Thursday, February 14, 2008

Rock 'n' Roll

Last night, the Scottish Lass and I went to see Tom Stoppard's Rock 'n' Roll with Brian Cox and Rufus Sewell.

First of all, Brian Cox could read the ingredients from a box of Wheaties and he'd still be cool.  No, I'm not silly enough to claim that he was the better Hannibal Lecter, but he's just always enjoyable to watch. (IMDB tells me that he and Anthony Hopkins have shared three roles - Lecter, Titus Andronicus and King Lear.)

Rufus Sewell, eh, not so great but Stoppard gives him a lot of lines that are, shall we say, tough going.
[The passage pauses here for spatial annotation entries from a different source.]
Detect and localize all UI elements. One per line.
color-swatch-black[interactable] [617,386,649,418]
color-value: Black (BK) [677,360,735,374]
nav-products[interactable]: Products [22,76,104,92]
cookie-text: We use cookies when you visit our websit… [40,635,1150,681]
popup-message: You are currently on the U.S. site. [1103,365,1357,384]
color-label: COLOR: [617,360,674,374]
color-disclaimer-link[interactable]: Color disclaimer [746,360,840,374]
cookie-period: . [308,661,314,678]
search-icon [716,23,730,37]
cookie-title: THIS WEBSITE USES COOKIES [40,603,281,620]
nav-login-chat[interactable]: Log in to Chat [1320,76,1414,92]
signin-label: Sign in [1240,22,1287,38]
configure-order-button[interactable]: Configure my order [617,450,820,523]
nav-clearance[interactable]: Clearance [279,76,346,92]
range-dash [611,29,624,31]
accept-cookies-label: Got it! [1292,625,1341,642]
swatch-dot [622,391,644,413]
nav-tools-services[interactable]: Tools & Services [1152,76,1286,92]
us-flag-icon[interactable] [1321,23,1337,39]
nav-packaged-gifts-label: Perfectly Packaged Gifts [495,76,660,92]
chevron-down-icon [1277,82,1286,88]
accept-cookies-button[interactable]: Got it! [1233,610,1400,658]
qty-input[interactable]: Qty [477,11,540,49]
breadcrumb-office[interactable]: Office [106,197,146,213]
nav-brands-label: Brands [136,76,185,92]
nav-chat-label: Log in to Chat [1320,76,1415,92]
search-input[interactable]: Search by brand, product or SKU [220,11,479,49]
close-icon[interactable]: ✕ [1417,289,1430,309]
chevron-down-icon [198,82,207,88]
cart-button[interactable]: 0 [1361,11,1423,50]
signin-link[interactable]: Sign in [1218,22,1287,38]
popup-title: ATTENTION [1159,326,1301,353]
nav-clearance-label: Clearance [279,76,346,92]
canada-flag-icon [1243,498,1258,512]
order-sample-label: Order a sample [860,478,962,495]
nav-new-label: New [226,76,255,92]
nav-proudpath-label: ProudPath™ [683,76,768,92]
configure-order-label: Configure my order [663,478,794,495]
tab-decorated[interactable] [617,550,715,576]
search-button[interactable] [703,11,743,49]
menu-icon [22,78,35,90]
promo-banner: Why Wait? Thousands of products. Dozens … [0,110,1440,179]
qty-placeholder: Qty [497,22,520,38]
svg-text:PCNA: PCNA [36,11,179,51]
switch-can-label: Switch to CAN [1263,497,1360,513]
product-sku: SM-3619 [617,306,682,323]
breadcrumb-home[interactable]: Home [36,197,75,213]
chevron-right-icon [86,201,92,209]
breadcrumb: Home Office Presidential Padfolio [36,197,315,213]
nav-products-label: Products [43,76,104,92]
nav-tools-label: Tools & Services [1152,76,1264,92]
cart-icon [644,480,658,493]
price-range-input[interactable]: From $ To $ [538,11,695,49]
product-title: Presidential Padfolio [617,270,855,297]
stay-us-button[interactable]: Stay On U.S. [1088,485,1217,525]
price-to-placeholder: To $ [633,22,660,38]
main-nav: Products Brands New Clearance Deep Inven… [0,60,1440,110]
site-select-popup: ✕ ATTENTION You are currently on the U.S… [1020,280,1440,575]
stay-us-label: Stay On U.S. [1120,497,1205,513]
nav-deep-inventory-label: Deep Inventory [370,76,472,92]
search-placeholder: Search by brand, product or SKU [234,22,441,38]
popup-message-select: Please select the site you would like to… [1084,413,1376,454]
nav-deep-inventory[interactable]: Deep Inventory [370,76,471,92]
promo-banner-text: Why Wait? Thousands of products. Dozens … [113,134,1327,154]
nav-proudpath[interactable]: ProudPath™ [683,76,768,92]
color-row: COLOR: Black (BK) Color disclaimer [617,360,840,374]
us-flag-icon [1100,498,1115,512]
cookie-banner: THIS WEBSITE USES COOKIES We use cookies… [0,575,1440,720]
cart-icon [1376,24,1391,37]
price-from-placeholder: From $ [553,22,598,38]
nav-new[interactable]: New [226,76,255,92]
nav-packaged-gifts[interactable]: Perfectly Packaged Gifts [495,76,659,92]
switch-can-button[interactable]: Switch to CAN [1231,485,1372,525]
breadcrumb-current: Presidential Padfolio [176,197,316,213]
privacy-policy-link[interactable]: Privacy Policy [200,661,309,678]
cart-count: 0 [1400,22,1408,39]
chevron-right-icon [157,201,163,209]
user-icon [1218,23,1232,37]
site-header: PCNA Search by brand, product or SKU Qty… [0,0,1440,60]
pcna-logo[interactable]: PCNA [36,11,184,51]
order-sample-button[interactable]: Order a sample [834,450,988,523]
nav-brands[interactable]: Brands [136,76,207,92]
At any rate, I can't say I loved it as I think Stoppard bit off a bit more than he could work with in a single play (the story of Czechoslovakia post 1968, "useful idiot" intellectuals at Cambridge who played at being Communists but never saw what was really happening, the navel-gazing silliness of the flower power movement in the 1960s), but I must commend it to Chrispy and StinkRock for placing, of all people, Syd Barrett in a central role in the play.

Indeed, they play a bunch of early Floyd in the little breaks between scenes, including "Astronomy Domine" and "Jugband Blues."  (Bizarrely, they also play "Vera" from "The Wall," which is a great little tune.)

The play was so wordy and overwrought in places that it was a bit difficult to sort out what Stoppard was trying to achieve, but as I see it this morning, Syd Barrett and Pink Floyd seem to be a kind of metaphor for all of the "revolutionary" spirit of the 1960s.  Barrett is a pure force of beauty who succumbs to insanity.  The machine he helped build, Pink Floyd, becomes a commercial mega force, no doubt skilled at what they do but lacking something of the pure nature of the Barrett craziness.  This template is overlaid on the events in the Czech Republic, where the Plastic People of the Universe are the apolitical force of nature that does more good than all the intellectuals who claim to take up the mantle of the people.  It's not clear whether or not Stoppard is claiming that the beauty is inevitably linked to being mad.

Yeah, as I said, it's a bit hard going for a single play.  But it was so unexpected to see the ghost of Syd raised on Broadway and with such affection.  If StinkRock and Chrispy look, they can probably find discount tickets as the show is ending in 6 weeks and the house was nowhere near full.

1 comment:

stinkrock said...

Wow, I'm intrigued. I'll look into it. Great review.